Photo ou archives : F-M. Dumas
A brilliant mistake
Yamaha had only been making motorcycles for five years when it decided to go into scooters, an already overcrowded market sector in Japan. The SC1, launched in March 1960, was lavishly equipped; while the engine was certainly derived from that of the 1956 YC1 (but mounted longitudinally and with forced-air cooling), the rest of the bike was remarkably innovative. Its styling was particularly successful - streamlined, youthful and rational.
Yamaha Does Too Much
Yamaha invested heavily in the SC1, which used a transmission incorporating a real hydraulic torque converter mounted on the end of the crankshaft, a two-speed automatic gearbox, and shaft final drive. Producing the pressed-steel chassis/body called for complex tools, and the suspension - with single swinging arms front and rear - stood out from the normal run of scooters, as did the ten-inch wheels, which gave greater stability than the usual eight-inch wheels. Priced at 150,000 yen, the SCl was not expensive compared with the rival Silver Pigeon, which was heavier, less powerful and less elegant, but cost 175,000 yen.
Unreliable and Uncertain
Sadly, the SCl was not only extremely difficult to produce, but its reliability was extremely uncertain. It cost Yamaha a great deal; though it was only in production a short while, it seriously imperiled the financial health of the young venturer.
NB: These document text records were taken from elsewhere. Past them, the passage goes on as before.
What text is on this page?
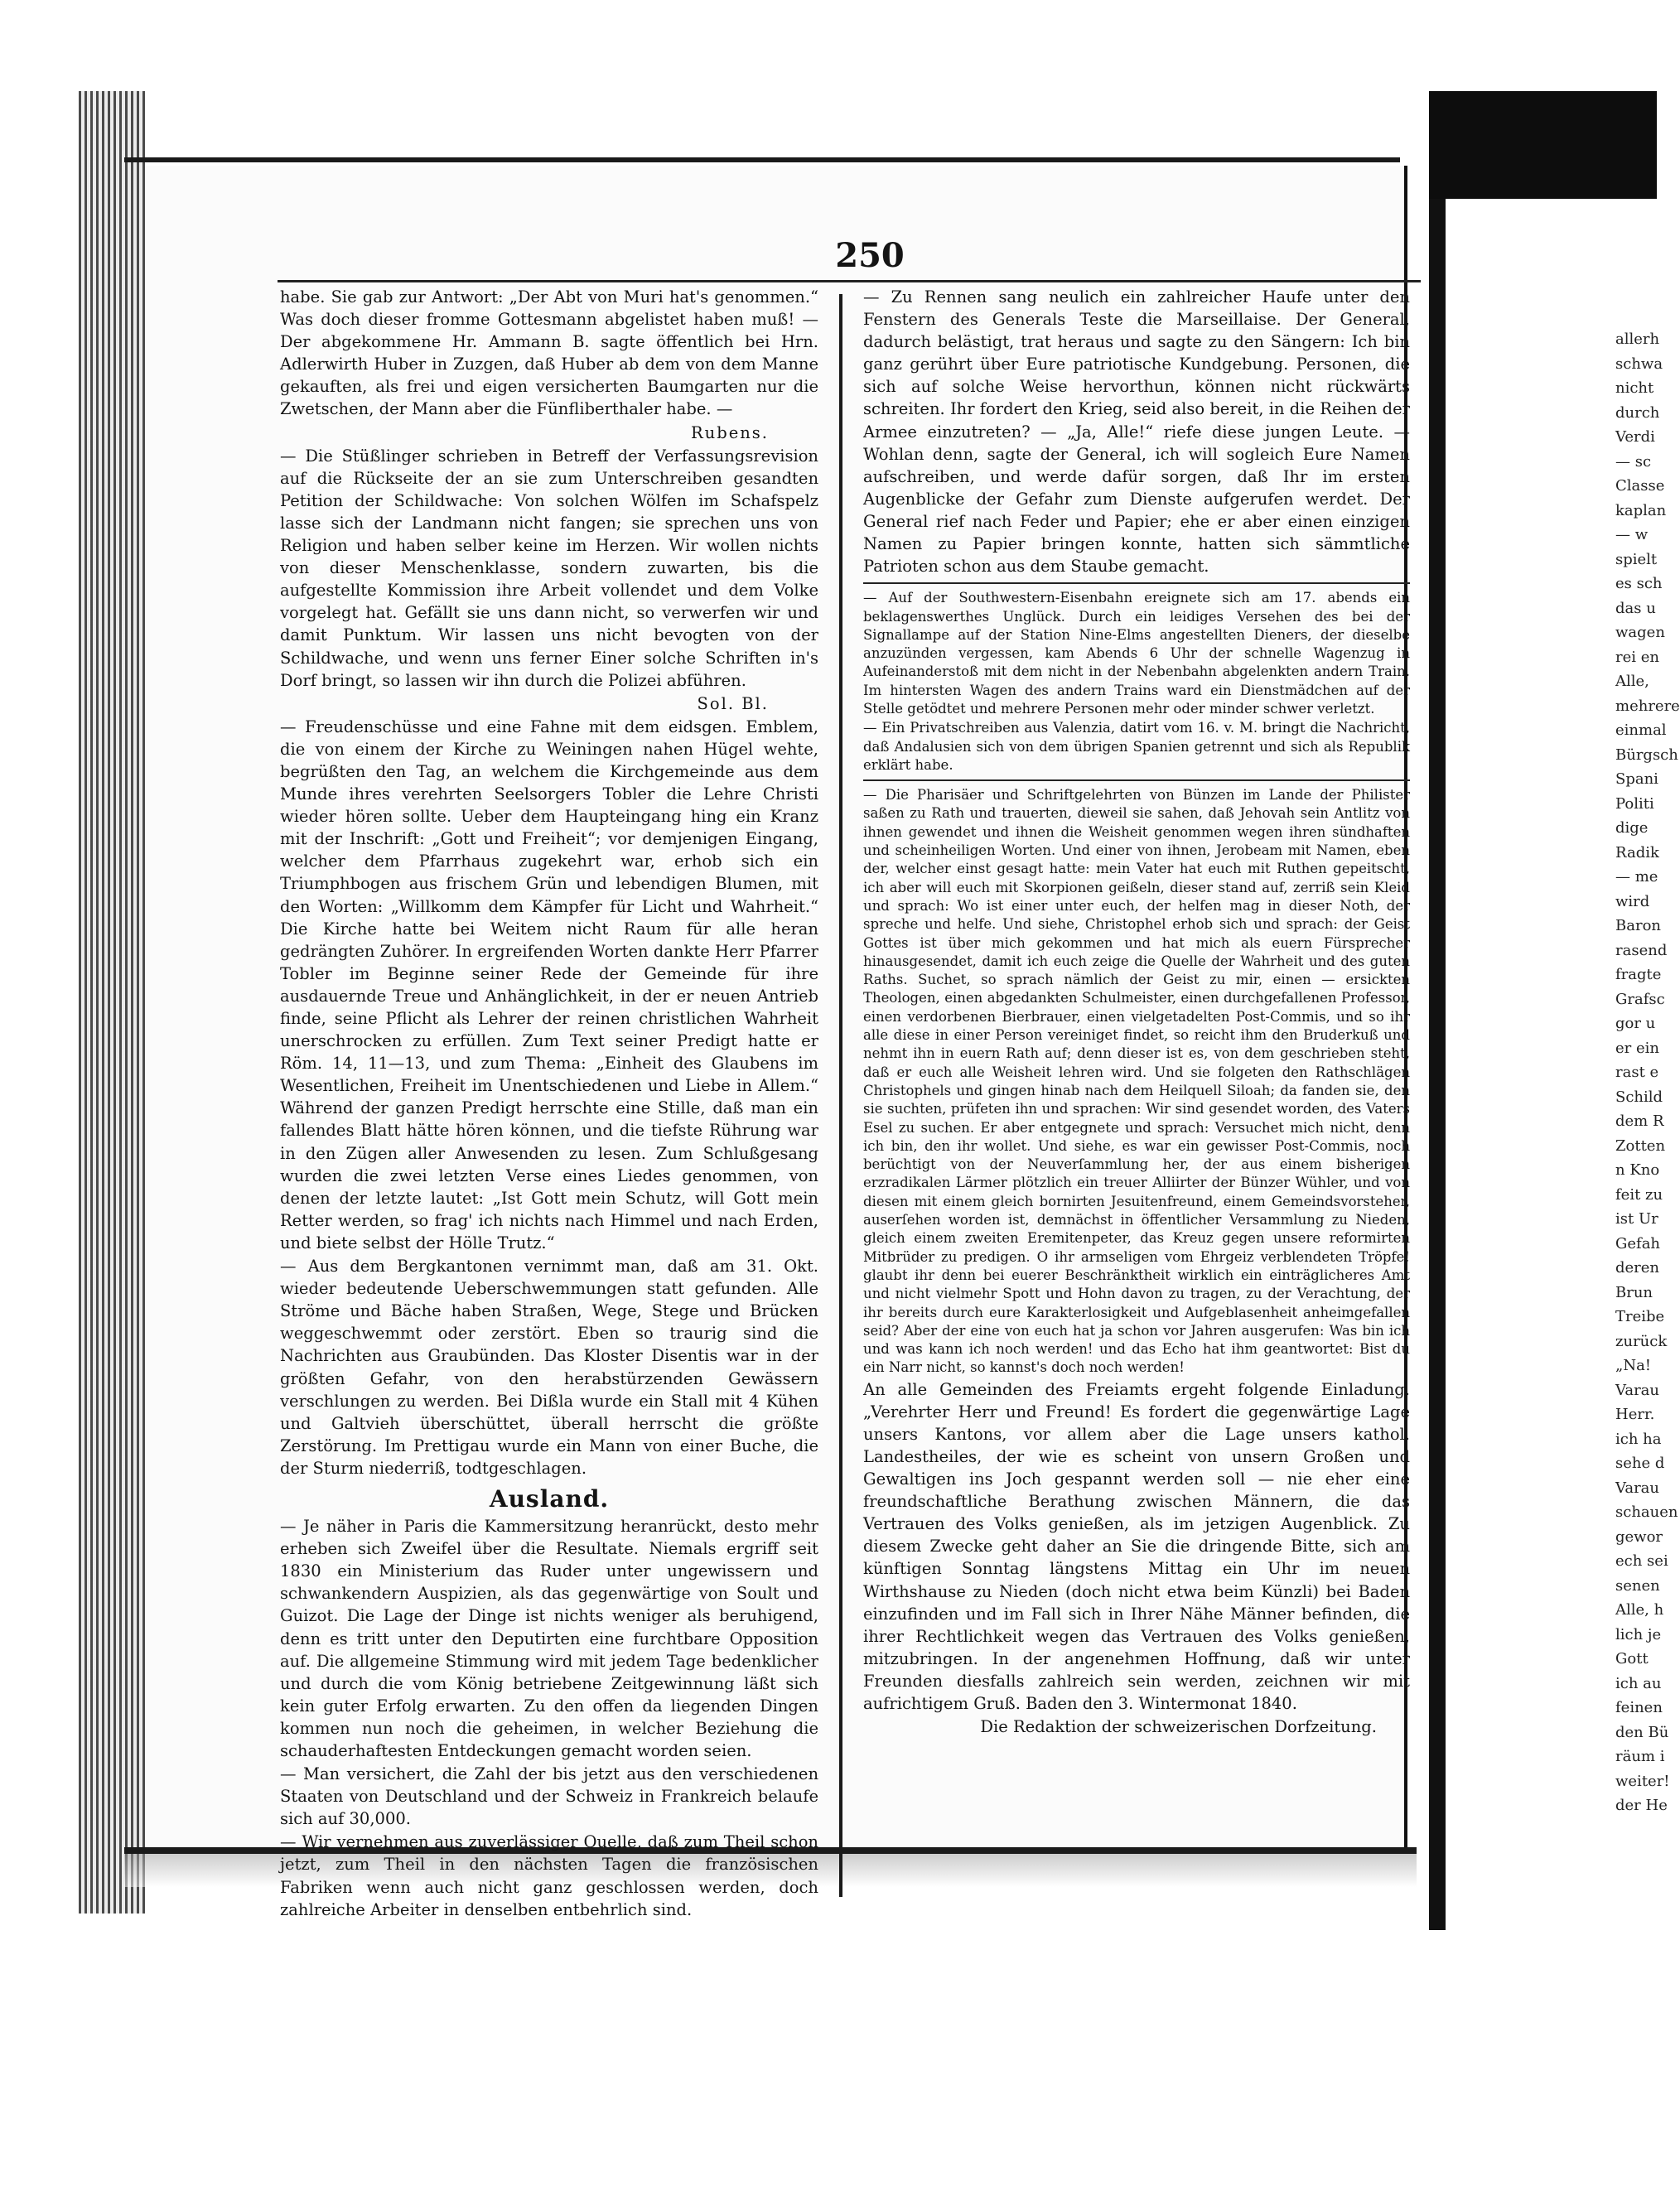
250

habe. Sie gab zur Antwort: „Der Abt von Muri hat's genommen.“ Was doch dieser fromme Gottesmann abgelistet haben muß! — Der abgekommene Hr. Ammann B. sagte öffentlich bei Hrn. Adlerwirth Huber in Zuzgen, daß Huber ab dem von dem Manne gekauften, als frei und eigen versicherten Baumgarten nur die Zwetschen, der Mann aber die Fünfliberthaler habe. —

Rubens.

— Die Stüßlinger schrieben in Betreff der Verfassungsrevision auf die Rückseite der an sie zum Unterschreiben gesandten Petition der Schildwache: Von solchen Wölfen im Schafspelz lasse sich der Landmann nicht fangen; sie sprechen uns von Religion und haben selber keine im Herzen. Wir wollen nichts von dieser Menschenklasse, sondern zuwarten, bis die aufgestellte Kommission ihre Arbeit vollendet und dem Volke vorgelegt hat. Gefällt sie uns dann nicht, so verwerfen wir und damit Punktum. Wir lassen uns nicht bevogten von der Schildwache, und wenn uns ferner Einer solche Schriften in's Dorf bringt, so lassen wir ihn durch die Polizei abführen.

Sol. Bl.

— Freudenschüsse und eine Fahne mit dem eidsgen. Emblem, die von einem der Kirche zu Weiningen nahen Hügel wehte, begrüßten den Tag, an welchem die Kirchgemeinde aus dem Munde ihres verehrten Seelsorgers Tobler die Lehre Christi wieder hören sollte. Ueber dem Haupteingang hing ein Kranz mit der Inschrift: „Gott und Freiheit“; vor demjenigen Eingang, welcher dem Pfarrhaus zugekehrt war, erhob sich ein Triumphbogen aus frischem Grün und lebendigen Blumen, mit den Worten: „Willkomm dem Kämpfer für Licht und Wahrheit.“ Die Kirche hatte bei Weitem nicht Raum für alle heran gedrängten Zuhörer. In ergreifenden Worten dankte Herr Pfarrer Tobler im Beginne seiner Rede der Gemeinde für ihre ausdauernde Treue und Anhänglichkeit, in der er neuen Antrieb finde, seine Pflicht als Lehrer der reinen christlichen Wahrheit unerschrocken zu erfüllen. Zum Text seiner Predigt hatte er Röm. 14, 11—13, und zum Thema: „Einheit des Glaubens im Wesentlichen, Freiheit im Unentschiedenen und Liebe in Allem.“ Während der ganzen Predigt herrschte eine Stille, daß man ein fallendes Blatt hätte hören können, und die tiefste Rührung war in den Zügen aller Anwesenden zu lesen. Zum Schlußgesang wurden die zwei letzten Verse eines Liedes genommen, von denen der letzte lautet: „Ist Gott mein Schutz, will Gott mein Retter werden, so frag' ich nichts nach Himmel und nach Erden, und biete selbst der Hölle Trutz.“

— Aus dem Bergkantonen vernimmt man, daß am 31. Okt. wieder bedeutende Ueberschwemmungen statt gefunden. Alle Ströme und Bäche haben Straßen, Wege, Stege und Brücken weggeschwemmt oder zerstört. Eben so traurig sind die Nachrichten aus Graubünden. Das Kloster Disentis war in der größten Gefahr, von den herabstürzenden Gewässern verschlungen zu werden. Bei Dißla wurde ein Stall mit 4 Kühen und Galtvieh überschüttet, überall herrscht die größte Zerstörung. Im Prettigau wurde ein Mann von einer Buche, die der Sturm niederriß, todtgeschlagen.

Ausland.

— Je näher in Paris die Kammersitzung heranrückt, desto mehr erheben sich Zweifel über die Resultate. Niemals ergriff seit 1830 ein Ministerium das Ruder unter ungewissern und schwankendern Auspizien, als das gegenwärtige von Soult und Guizot. Die Lage der Dinge ist nichts weniger als beruhigend, denn es tritt unter den Deputirten eine furchtbare Opposition auf. Die allgemeine Stimmung wird mit jedem Tage bedenklicher und durch die vom König betriebene Zeitgewinnung läßt sich kein guter Erfolg erwarten. Zu den offen da liegenden Dingen kommen nun noch die geheimen, in welcher Beziehung die schauderhaftesten Entdeckungen gemacht worden seien.

— Man versichert, die Zahl der bis jetzt aus den verschiedenen Staaten von Deutschland und der Schweiz in Frankreich belaufe sich auf 30,000.

— Wir vernehmen aus zuverlässiger Quelle, daß zum Theil schon jetzt, zum Theil in den nächsten Tagen die französischen Fabriken wenn auch nicht ganz geschlossen werden, doch zahlreiche Arbeiter in denselben entbehrlich sind.

— Zu Rennen sang neulich ein zahlreicher Haufe unter den Fenstern des Generals Teste die Marseillaise. Der General, dadurch belästigt, trat heraus und sagte zu den Sängern: Ich bin ganz gerührt über Eure patriotische Kundgebung. Personen, die sich auf solche Weise hervorthun, können nicht rückwärts schreiten. Ihr fordert den Krieg, seid also bereit, in die Reihen der Armee einzutreten? — „Ja, Alle!“ riefe diese jungen Leute. — Wohlan denn, sagte der General, ich will sogleich Eure Namen aufschreiben, und werde dafür sorgen, daß Ihr im ersten Augenblicke der Gefahr zum Dienste aufgerufen werdet. Der General rief nach Feder und Papier; ehe er aber einen einzigen Namen zu Papier bringen konnte, hatten sich sämmtliche Patrioten schon aus dem Staube gemacht.

— Auf der Southwestern-Eisenbahn ereignete sich am 17. abends ein beklagenswerthes Unglück. Durch ein leidiges Versehen des bei der Signallampe auf der Station Nine-Elms angestellten Dieners, der dieselbe anzuzünden vergessen, kam Abends 6 Uhr der schnelle Wagenzug in Aufeinanderstoß mit dem nicht in der Nebenbahn abgelenkten andern Train. Im hintersten Wagen des andern Trains ward ein Dienstmädchen auf der Stelle getödtet und mehrere Personen mehr oder minder schwer verletzt.

— Ein Privatschreiben aus Valenzia, datirt vom 16. v. M. bringt die Nachricht, daß Andalusien sich von dem übrigen Spanien getrennt und sich als Republik erklärt habe.

— Die Pharisäer und Schriftgelehrten von Bünzen im Lande der Philister saßen zu Rath und trauerten, dieweil sie sahen, daß Jehovah sein Antlitz von ihnen gewendet und ihnen die Weisheit genommen wegen ihren sündhaften und scheinheiligen Worten. Und einer von ihnen, Jerobeam mit Namen, eben der, welcher einst gesagt hatte: mein Vater hat euch mit Ruthen gepeitscht, ich aber will euch mit Skorpionen geißeln, dieser stand auf, zerriß sein Kleid und sprach: Wo ist einer unter euch, der helfen mag in dieser Noth, der spreche und helfe. Und siehe, Christophel erhob sich und sprach: der Geist Gottes ist über mich gekommen und hat mich als euern Fürsprecher hinausgesendet, damit ich euch zeige die Quelle der Wahrheit und des guten Raths. Suchet, so sprach nämlich der Geist zu mir, einen — ersickten Theologen, einen abgedankten Schulmeister, einen durchgefallenen Professor, einen verdorbenen Bierbrauer, einen vielgetadelten Post-Commis, und so ihr alle diese in einer Person vereiniget findet, so reicht ihm den Bruderkuß und nehmt ihn in euern Rath auf; denn dieser ist es, von dem geschrieben steht, daß er euch alle Weisheit lehren wird. Und sie folgeten den Rathschlägen Christophels und gingen hinab nach dem Heilquell Siloah; da fanden sie, den sie suchten, prüfeten ihn und sprachen: Wir sind gesendet worden, des Vaters Esel zu suchen. Er aber entgegnete und sprach: Versuchet mich nicht, denn ich bin, den ihr wollet. Und siehe, es war ein gewisser Post-Commis, noch berüchtigt von der Neuverſammlung her, der aus einem bisherigen erzradikalen Lärmer plötzlich ein treuer Alliirter der Bünzer Wühler, und von diesen mit einem gleich bornirten Jesuitenfreund, einem Gemeindsvorsteher, auserſehen worden ist, demnächst in öffentlicher Versammlung zu Nieden, gleich einem zweiten Eremitenpeter, das Kreuz gegen unsere reformirten Mitbrüder zu predigen. O ihr armseligen vom Ehrgeiz verblendeten Tröpfe! glaubt ihr denn bei euerer Beschränktheit wirklich ein einträglicheres Amt und nicht vielmehr Spott und Hohn davon zu tragen, zu der Verachtung, der ihr bereits durch eure Karakterlosigkeit und Aufgeblasenheit anheimgefallen seid? Aber der eine von euch hat ja schon vor Jahren ausgerufen: Was bin ich und was kann ich noch werden! und das Echo hat ihm geantwortet: Bist du ein Narr nicht, so kannst's doch noch werden!

An alle Gemeinden des Freiamts ergeht folgende Einladung. „Verehrter Herr und Freund! Es fordert die gegenwärtige Lage unsers Kantons, vor allem aber die Lage unsers kathol. Landestheiles, der wie es scheint von unsern Großen und Gewaltigen ins Joch gespannt werden soll — nie eher eine freundschaftliche Berathung zwischen Männern, die das Vertrauen des Volks genießen, als im jetzigen Augenblick. Zu diesem Zwecke geht daher an Sie die dringende Bitte, sich am künftigen Sonntag längstens Mittag ein Uhr im neuen Wirthshause zu Nieden (doch nicht etwa beim Künzli) bei Baden einzufinden und im Fall sich in Ihrer Nähe Männer befinden, die ihrer Rechtlichkeit wegen das Vertrauen des Volks genießen, mitzubringen. In der angenehmen Hoffnung, daß wir unter Freunden diesfalls zahlreich sein werden, zeichnen wir mit aufrichtigem Gruß. Baden den 3. Wintermonat 1840.

Die Redaktion der schweizerischen Dorfzeitung.

allerh
schwa
nicht
durch
Verdi
— sc
Classe
kaplan
— w
spielt
es sch
das u
wagen
rei en
Alle,
mehrere
einmal
Bürgsch
Spani
Politi
dige
Radik
— me
wird
Baron
rasend
fragte
Grafsc
gor u
er ein
rast e
Schild
dem R
Zotten
n Kno
feit zu
ist Ur
Gefah
deren
Brun
Treibe
zurück
„Na!
Varau
Herr.
ich ha
sehe d
Varau
schauen
gewor
ech sei
senen
Alle, h
lich je
Gott
ich au
feinen
den Bü
räum i
weiter!
der He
Engine: 175cc ( 62x58mm) single-cylinder with forced-air cooling; ignition and starting by dynastart
Power Rating: 10.3 hp@ 5500 rpm
Fuel System: carburetor
Transmission: two-speed automatic, hydraulic torque converter; shaft final drive
Suspension: single swinging arm (front); single swinging arm (rear)
Brakes: drum (front & rear)
Wheels: 3.50x10 inch
Weight: 271 lb
Maximum Speed: 56 mph
Yamaha 's first scooter was such a disaster that the company didn 't venture into the scooter market again until1977.